Rodzice zatelefonowali z Bukowiny, że wrócą raczej późno, bo będą się odnawiać biologicznie, no a potem przecież trzeba nieco odpocząć, a Emil poprosił, by po prostu zostali na jedną noc w Bukowinie i nie wracali wieczorem. Niech po prostu zafundują sobie jeden nocleg i wrócą następnego dnia. On im chętnie zrefunduje ten jeden nocleg, bo to dla niego lepsze niż denerwowanie się, że wracają już po zmroku. Poprosił też, by szybko dali mu znać, czy znaleźli jakieś miejsce w hotelu. Za pół godziny ojciec zadzwonił z wiadomością, że mają pokój w hotelu należącym do term. Wprawdzie cena jego taka, że Hilton w Nowym Jorku jest zapewne tańszy, ale opłacili kartą, więc nie jest źle. No i w takim razie wrócą następnego dnia około południa.
Ale nie był to koniec atrakcji przewidzianych na ten wieczór.W godzinę później zatelefonował dawny pracodawca Emila z propozycją, by od października Emil poprowadził wykłady w Madrycie na wyższej uczelni z zakresu Electrical Power Engineering.
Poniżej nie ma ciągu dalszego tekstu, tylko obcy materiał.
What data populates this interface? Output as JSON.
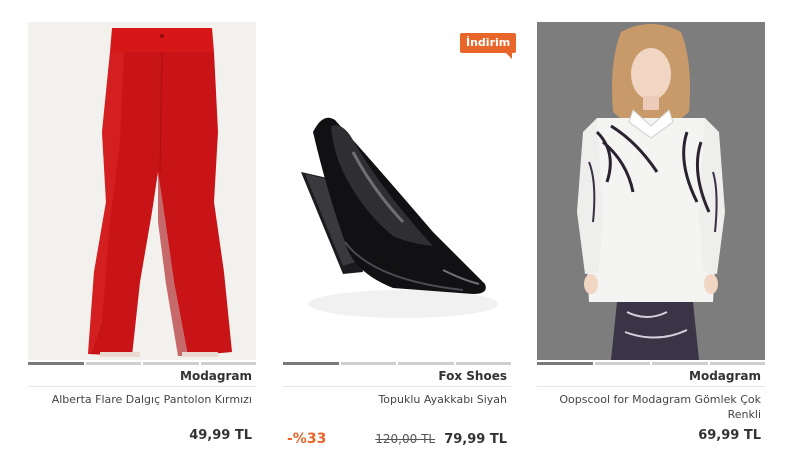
{
  "products": [
    {
      "brand": "Modagram",
      "title": "Alberta Flare Dalgıç Pantolon Kırmızı",
      "price": "49,99 TL",
      "image_alt": "red-flare-pants"
    },
    {
      "brand": "Fox Shoes",
      "title": "Topuklu Ayakkabı Siyah",
      "old_price": "120,00 TL",
      "price": "79,99 TL",
      "discount": "-%33",
      "badge": "İndirim",
      "image_alt": "black-wedge-shoe"
    },
    {
      "brand": "Modagram",
      "title": "Oopscool for Modagram Gömlek Çok Renkli",
      "price": "69,99 TL",
      "image_alt": "patterned-shirt"
    }
  ],
  "colors": {
    "accent": "#e8662a",
    "text": "#333333",
    "slider_active": "#7a7a7a",
    "slider_inactive": "#cfcfcf"
  }
}
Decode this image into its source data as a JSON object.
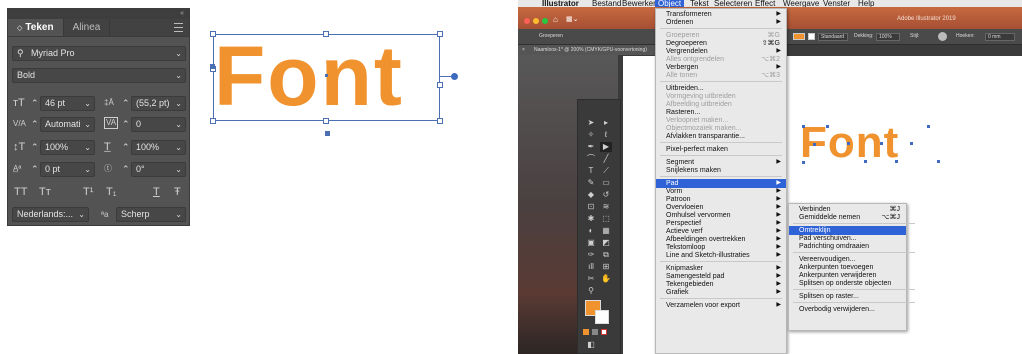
{
  "character_panel": {
    "tabs": [
      "Teken",
      "Alinea"
    ],
    "font_family": "Myriad Pro",
    "font_style": "Bold",
    "font_size": "46 pt",
    "leading": "(55,2 pt)",
    "kerning": "Automati",
    "tracking": "0",
    "vertical_scale": "100%",
    "horizontal_scale": "100%",
    "baseline_shift": "0 pt",
    "rotation": "0°",
    "language": "Nederlands:...",
    "antialias_label": "ªa",
    "antialias": "Scherp",
    "case_buttons": [
      "TT",
      "Tт",
      "T¹",
      "T₁",
      "T",
      "Ŧ"
    ]
  },
  "canvas": {
    "text": "Font"
  },
  "illustrator": {
    "menubar": [
      "Illustrator",
      "Bestand",
      "Bewerken",
      "Object",
      "Tekst",
      "Selecteren",
      "Effect",
      "Weergave",
      "Venster",
      "Help"
    ],
    "app_title": "Adobe Illustrator 2019",
    "control_bar": {
      "group_label": "Groeperen",
      "stroke_style": "Standaard",
      "opacity_label": "Dekking:",
      "opacity_value": "100%",
      "style_label": "Stijl:",
      "corners_label": "Hoeken:",
      "corners_value": "0 mm"
    },
    "doc_tab": "Naamloos-1* @ 200% (CMYK/GPU-voorvertoning)",
    "object_menu": [
      {
        "label": "Transformeren",
        "sub": true
      },
      {
        "label": "Ordenen",
        "sub": true
      },
      {
        "sep": true
      },
      {
        "label": "Groeperen",
        "shortcut": "⌘G",
        "disabled": true
      },
      {
        "label": "Degroeperen",
        "shortcut": "⇧⌘G"
      },
      {
        "label": "Vergrendelen",
        "sub": true
      },
      {
        "label": "Alles ontgrendelen",
        "shortcut": "⌥⌘2",
        "disabled": true
      },
      {
        "label": "Verbergen",
        "sub": true
      },
      {
        "label": "Alle tonen",
        "shortcut": "⌥⌘3",
        "disabled": true
      },
      {
        "sep": true
      },
      {
        "label": "Uitbreiden..."
      },
      {
        "label": "Vormgeving uitbreiden",
        "disabled": true
      },
      {
        "label": "Afbeelding uitbreiden",
        "disabled": true
      },
      {
        "label": "Rasteren..."
      },
      {
        "label": "Verloopnet maken...",
        "disabled": true
      },
      {
        "label": "Objectmozaïek maken...",
        "disabled": true
      },
      {
        "label": "Afvlakken transparantie..."
      },
      {
        "sep": true
      },
      {
        "label": "Pixel-perfect maken"
      },
      {
        "sep": true
      },
      {
        "label": "Segment",
        "sub": true
      },
      {
        "label": "Snijlekens maken"
      },
      {
        "sep": true
      },
      {
        "label": "Pad",
        "sub": true,
        "highlight": true
      },
      {
        "label": "Vorm",
        "sub": true
      },
      {
        "label": "Patroon",
        "sub": true
      },
      {
        "label": "Overvloeien",
        "sub": true
      },
      {
        "label": "Omhulsel vervormen",
        "sub": true
      },
      {
        "label": "Perspectief",
        "sub": true
      },
      {
        "label": "Actieve verf",
        "sub": true
      },
      {
        "label": "Afbeeldingen overtrekken",
        "sub": true
      },
      {
        "label": "Tekstomloop",
        "sub": true
      },
      {
        "label": "Line and Sketch-illustraties",
        "sub": true
      },
      {
        "sep": true
      },
      {
        "label": "Knipmasker",
        "sub": true
      },
      {
        "label": "Samengesteld pad",
        "sub": true
      },
      {
        "label": "Tekengebieden",
        "sub": true
      },
      {
        "label": "Grafiek",
        "sub": true
      },
      {
        "sep": true
      },
      {
        "label": "Verzamelen voor export",
        "sub": true
      }
    ],
    "path_submenu": [
      {
        "label": "Verbinden",
        "shortcut": "⌘J"
      },
      {
        "label": "Gemiddelde nemen",
        "shortcut": "⌥⌘J"
      },
      {
        "sep": true
      },
      {
        "label": "Omtreklijn",
        "highlight": true
      },
      {
        "label": "Pad verschuiven..."
      },
      {
        "label": "Padrichting omdraaien"
      },
      {
        "sep": true
      },
      {
        "label": "Vereenvoudigen..."
      },
      {
        "label": "Ankerpunten toevoegen"
      },
      {
        "label": "Ankerpunten verwijderen"
      },
      {
        "label": "Splitsen op onderste objecten"
      },
      {
        "sep": true
      },
      {
        "label": "Splitsen op raster..."
      },
      {
        "sep": true
      },
      {
        "label": "Overbodig verwijderen..."
      }
    ],
    "colors": {
      "fill": "#f0922d",
      "highlight": "#2f62d6"
    }
  }
}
On wie, że Emil jest żonaty, no ale Madryt jest na tyle ładnym miastem, że przez dziesięć miesięcy jego żona wytrzyma te kilka godzin dziennie gdy on będzie w pracy. Mieszkanie będą mieli zapewnione, jeżeli wystarczą im dwa pokoje z kuchnią to będzie prawie bezpłatne, bo tylko media będą sami opłacać. A wykłady prowadziłby w języku angielskim. No i co ty na to? - zakończył swoją propozycję pytaniem.
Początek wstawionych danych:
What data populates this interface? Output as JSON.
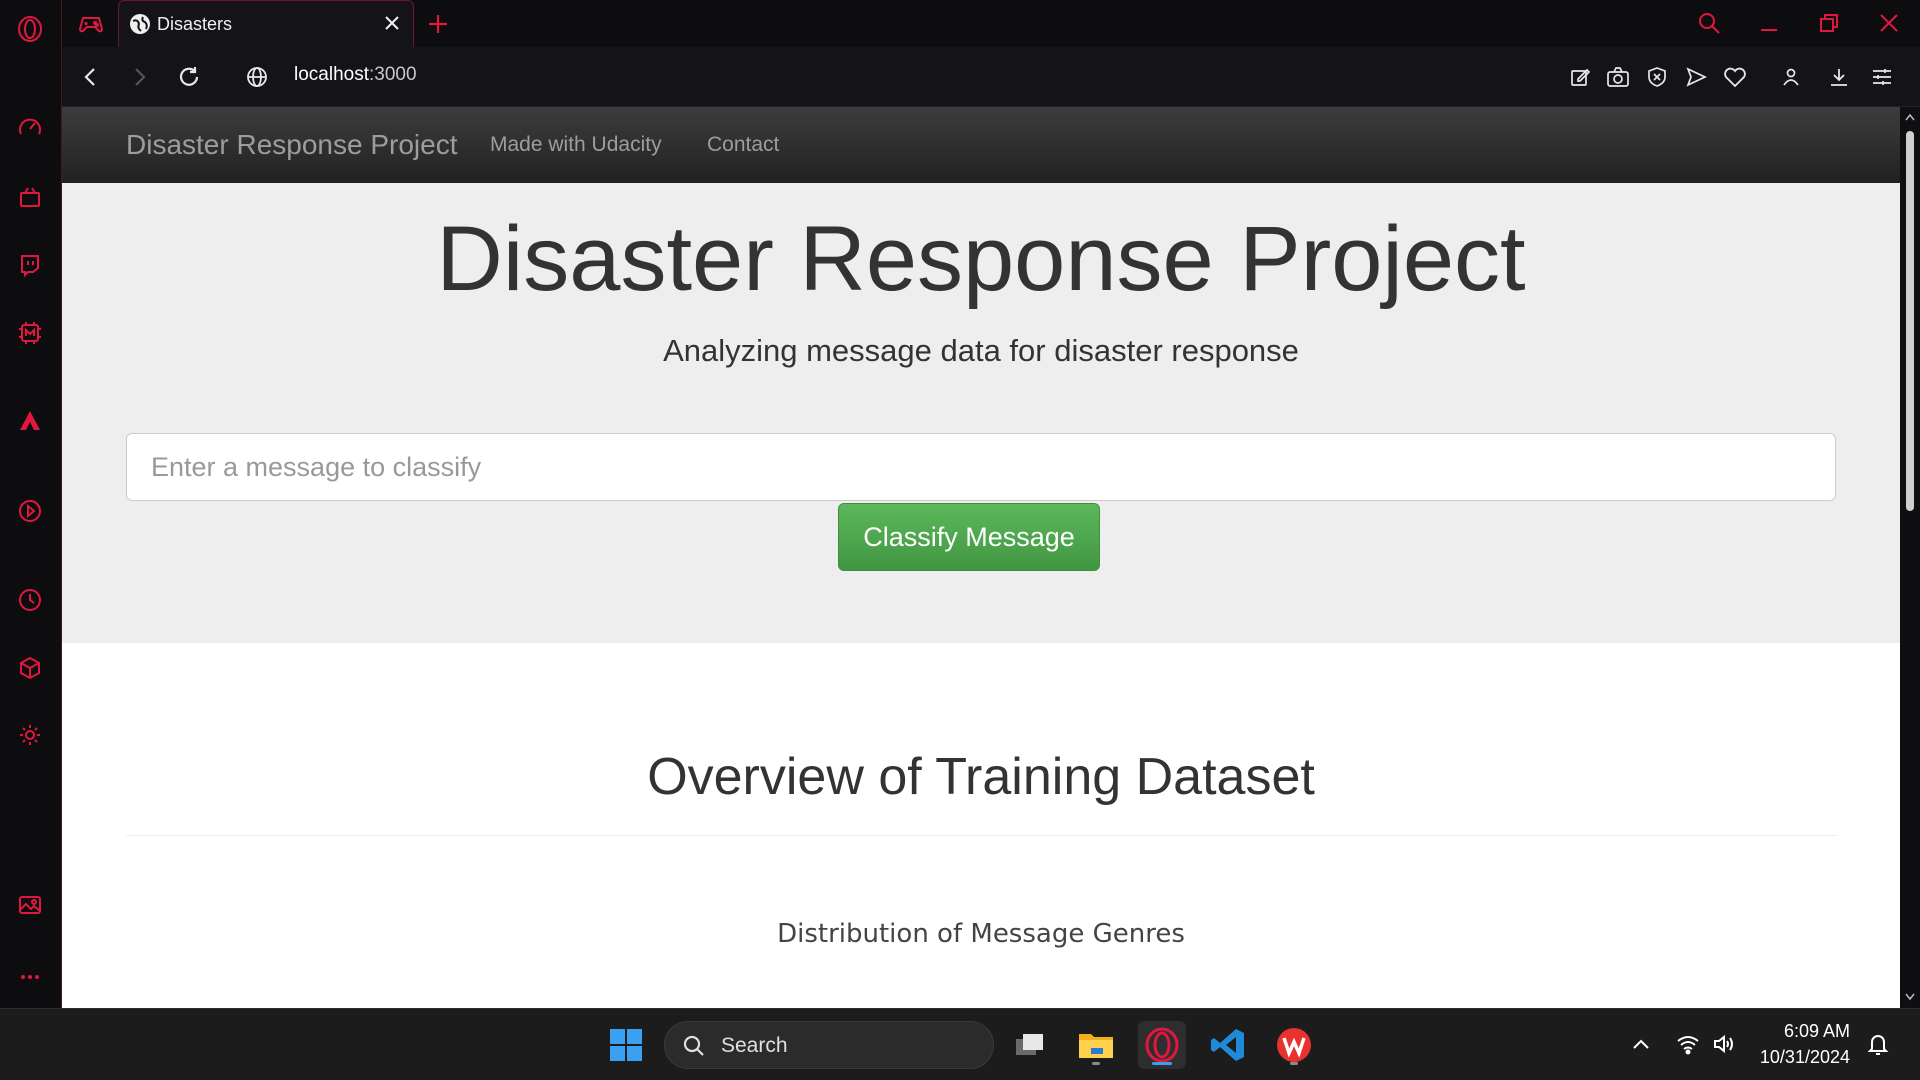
{
  "browser": {
    "tab_title": "Disasters",
    "url_host": "localhost",
    "url_port": ":3000",
    "accent_color": "#e0173f"
  },
  "page": {
    "navbar": {
      "brand": "Disaster Response Project",
      "links": [
        "Made with Udacity",
        "Contact"
      ]
    },
    "jumbotron": {
      "title": "Disaster Response Project",
      "subtitle": "Analyzing message data for disaster response",
      "input_placeholder": "Enter a message to classify",
      "button_label": "Classify Message"
    },
    "overview_title": "Overview of Training Dataset",
    "chart_title": "Distribution of Message Genres"
  },
  "taskbar": {
    "search_label": "Search",
    "time": "6:09 AM",
    "date": "10/31/2024"
  },
  "icons": {
    "sidebar": [
      "opera-logo-icon",
      "speed-dial-icon",
      "shopping-icon",
      "twitch-icon",
      "memory-icon",
      "aria-icon",
      "player-icon",
      "history-icon",
      "extensions-icon",
      "settings-icon",
      "gallery-icon",
      "more-icon"
    ]
  }
}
Adela z zainteresowaniem obserwowała twarz Emila.Widać było na niej zadowolenie ale i niedowierzanie i w pewnej chwili Emil zmienił język - z hiszpańskiego przeszedł na angielski i Adela zrozumiała jak powiedział: moja żona jest obok mnie, powiedz jej to wszystko po angielsku, nie zna hiszpańskiego - i podał telefon Adeli, która dość odruchowo powiedziała "halo"- na co usłyszała już po angielsku - przepraszam, nie mówię dobrze angielskim, ale jestem szczęśliwy, że chociaż tak mogę panią poznać. Mam dla Emila propozycję pracy w Madrycie na uniwersytecie technicznym od października. A jeśli będzie z tej pracy zadowolony to byłoby dobrze by został tu na dłużej. Adela, nieco się jąkając stwierdziła, że to bardzo ciekawa propozycja, ale decyzja nie należy do niej a do Emila i że ona bardzo się cieszy, że Emil jest tak doceniany jako wykładowca. A pani będzie się mogła w tym czasie uczyć języka hiszpańskiego. Mam nadzieję, że mój angielski nie przeraził pani. Adela zapewniła go, że wszystko zrozumiała i jeszcze raz powtórzyła, że decyzja odnośnie złożonej propozycji należy tylko i wyłącznie do Emila, więc ona oddaje mu słuchawkę telefonu.
Emil jeszcze chwilę rozmawiał po hiszpańsku, po czym zakończył rozmowę. Nim odłożył telefon przejrzał jego zawartość i powiedział - no faktycznie podesłał maila, ale ja go nie odczytałem, nie czytam maili na urlopie.
Maleństwo, ty powinnaś pracować w dyplomacji. Adela roześmiała się - żeby być dobrą sekretarką trzeba mieć takie zdolności. Ale nie bardzo wiem do czego pijesz - ja naprawdę uważam, że to ty musisz zadecydować o tym, czy chcesz podjąć się tej pracy. Należę do tych bardzo staromodnych żon, z gatunku gdzie ty Kajus tam ja, Kaja. I wcale nie marzy mi się, żeby nasze dziecko, jeśli kiedyś będzie, hodowało się w żłobku, przedszkolu a potem w świetlicy w szkole, bo ja się muszę wyżyć zawodowo. Oczywiście jeśli pracuję i robię to dobrze, to chcę by mnie doceniano. I chcę by tak samo była doceniana moja praca w domu - przecież utrzymanie porządku i dbanie by było w domu wszystko to co jest potrzebne to też jest praca. I nie tak bezmyślna jak się to większości ludzi wydaje. Ty akurat to rozumiesz, bo przecież ileś czasu mieszkałeś sam. I umiesz zadbać o porządek w domu, o zaopatrzenie w potrzebne artykuły.
Jeżeli dojdziesz do wniosku, że chcesz jechać do Madrytu, to ja na pewno pojadę z tobą, jeśli będziesz tego chciał. Bo zakładam, że nadal chcesz byśmy byli małżeństwem. Oczywiście małżeństwem w moim pojęciu. Które to pojęcie chyba nie odbiega zbytnio od twego. Przemyśl to sobie, biorąc pod uwagę konsekwencje tego wyboru. I może nie byłoby źle gdybyś dostał to wszystko na piśmie, żebyśmy się nagle nie znaleźli w pułapce, bo tu zrezygnujemy z nowego miejsca pracy a tam z jakiegoś powodu coś nie wyjdzie bo nie było domówione, zapisane, podpisane.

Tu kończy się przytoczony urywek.